Le brevi note che seguono vorrebbero cogliere per questo almeno gli aspetti più critici e la posta in gioco di questo dibattito e delle scelte politiche e legislative che ne seguiranno, chiarendo prima di tutto in che consista realmente la libertà del malato di poter scegliere la linea terapeutica da applicare alla sua malattia, per capire in che senso possa giustificarsi un eventuale rifiuto di proseguire le cure.
Ricordiamo che un testamento biologico verrebbe formulato e sottoscritto quando il paziente è ancora in buona salute, e non sa esattamente cosa gli accadrà, e che ciò impedisce una scelta realisticamente aderente alle sue vere condizioni, anche perché il rifiuto di continuare l’assistenza medica è prodotto quasi sempre dalla disperazione e dalla percezione di abbandono che il morente avverte su di sé. Ciò sposta l’attenzione al problema di come assistere in maniera veramente umana il malato terminale, non tanto assicurandogli un’impossibile guarigione quanto aiutandolo a vivere con un significato anche gli ultimi istanti che gli rimangono.
Parallelamente, come può un medico rinunciare alla sua missione sospendendo ogni attività terapeutica in risposta ad una volontà del paziente, peraltro così difficile da accertare anche per le pressanti insistenze dei parenti? E comunque, risulta contrario ad ogni principio deontologico sospendere la nutrizione e l’idratazione che sono essenziali, non come terapia ma come elementari mezzi di sopravvivenza. Per cui, se è giusto evitare l’accanimento terapeutico, non si può mai rinunciare a quei presidi essenziali che non si negherebbero a nessun paziente (comprese le cure palliative o l’uso di analgesici). Compito dello Stato è perciò piuttosto garantire che ad ogni singolo cittadino vengano offerte le cure essenziali, secondo una professionalità esercitata in scienza e coscienza.

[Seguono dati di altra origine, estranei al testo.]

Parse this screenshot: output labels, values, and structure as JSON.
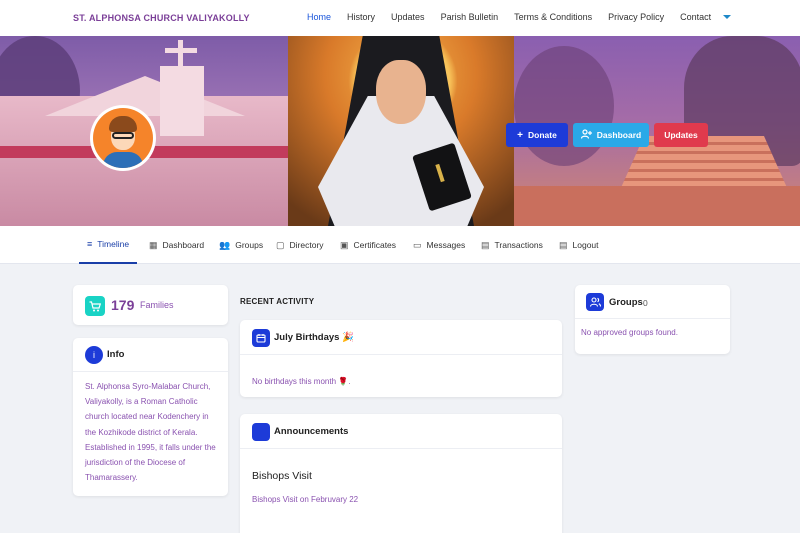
{
  "nav": {
    "brand": "ST. ALPHONSA CHURCH VALIYAKOLLY",
    "items": [
      "Home",
      "History",
      "Updates",
      "Parish Bulletin",
      "Terms & Conditions",
      "Privacy Policy",
      "Contact"
    ],
    "active": "Home"
  },
  "hero": {
    "buttons": {
      "donate": "Donate",
      "dashboard": "Dashboard",
      "updates": "Updates"
    }
  },
  "tabs": {
    "timeline": "Timeline",
    "dashboard": "Dashboard",
    "groups": "Groups",
    "directory": "Directory",
    "certificates": "Certificates",
    "messages": "Messages",
    "transactions": "Transactions",
    "logout": "Logout"
  },
  "families": {
    "count": "179",
    "label": "Families"
  },
  "info": {
    "title": "Info",
    "text": "St. Alphonsa Syro-Malabar Church, Valiyakolly, is a Roman Catholic church located near Kodenchery in the Kozhikode district of Kerala. Established in 1995, it falls under the jurisdiction of the Diocese of Thamarassery."
  },
  "recent_activity": {
    "heading": "RECENT ACTIVITY"
  },
  "birthdays": {
    "title": "July Birthdays 🎉",
    "empty": "No birthdays this month 🌹."
  },
  "announcements": {
    "title": "Announcements",
    "headline": "Bishops Visit",
    "text": "Bishops Visit on Februvary 22"
  },
  "groups": {
    "title": "Groups",
    "count": "0",
    "empty": "No approved groups found."
  },
  "colors": {
    "accent": "#1d3bd8",
    "brand": "#7b3f98",
    "donate": "#1d3bd8",
    "dashboard": "#2aa9e8",
    "updates": "#e03a4d"
  }
}
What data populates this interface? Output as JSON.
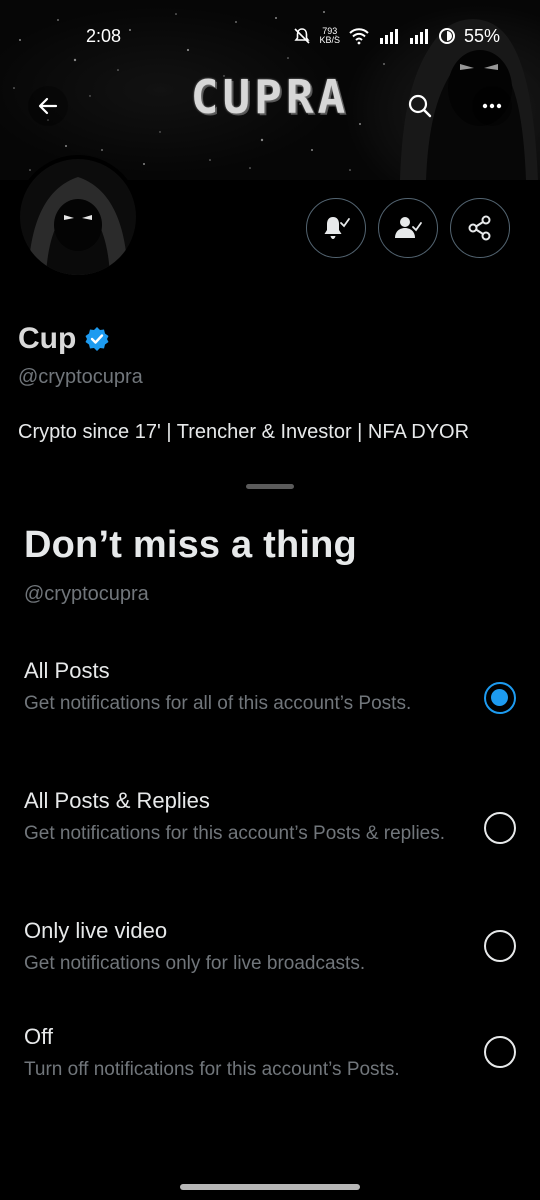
{
  "status_bar": {
    "time": "2:08",
    "network_speed": "793",
    "network_speed_unit": "KB/S",
    "battery": "55%"
  },
  "banner": {
    "title": "CUPRA"
  },
  "profile": {
    "name": "Cup",
    "handle": "@cryptocupra",
    "bio": "Crypto since 17' | Trencher & Investor | NFA DYOR",
    "verified": true
  },
  "sheet": {
    "title": "Don’t miss a thing",
    "subtitle": "@cryptocupra",
    "options": [
      {
        "title": "All Posts",
        "description": "Get notifications for all of this account’s Posts.",
        "selected": true
      },
      {
        "title": "All Posts & Replies",
        "description": "Get notifications for this account’s Posts & replies.",
        "selected": false
      },
      {
        "title": "Only live video",
        "description": "Get notifications only for live broadcasts.",
        "selected": false
      },
      {
        "title": "Off",
        "description": "Turn off notifications for this account’s Posts.",
        "selected": false
      }
    ]
  },
  "colors": {
    "accent": "#1d9bf0",
    "background": "#000000",
    "secondary_text": "#71767b",
    "primary_text": "#e7e9ea"
  },
  "icons": {
    "nav_back": "arrow-left-icon",
    "nav_search": "search-icon",
    "nav_more": "more-horizontal-icon",
    "bell": "bell-check-icon",
    "follow": "user-check-icon",
    "share": "share-icon",
    "verified": "verified-badge-icon"
  }
}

La deontologia del medico prevede che siano messi in atto tutti gli strumenti e i mezzi per alleviare la sofferenza del malato e cercare di evitarne la morte, anche se ciò può collidere con la sua volontà di rinunciare alle cure: questo pone la domanda sul fondamento del diritto che il malato avrebbe di decidere autonomamente sulla cura della sua salute. Ma è evidente che il conflitto tra la scelta di poter decidere sulla propria vita e il dovere del sanitario di esercitare la propria funzione (sino all’esercizio dell’obiezione di coscienza), riguarda non un soggetto astratto, ma l’uomo concreto chiamato a mettere drammaticamente in gioco la sua libertà davanti al “caso serio” della vita.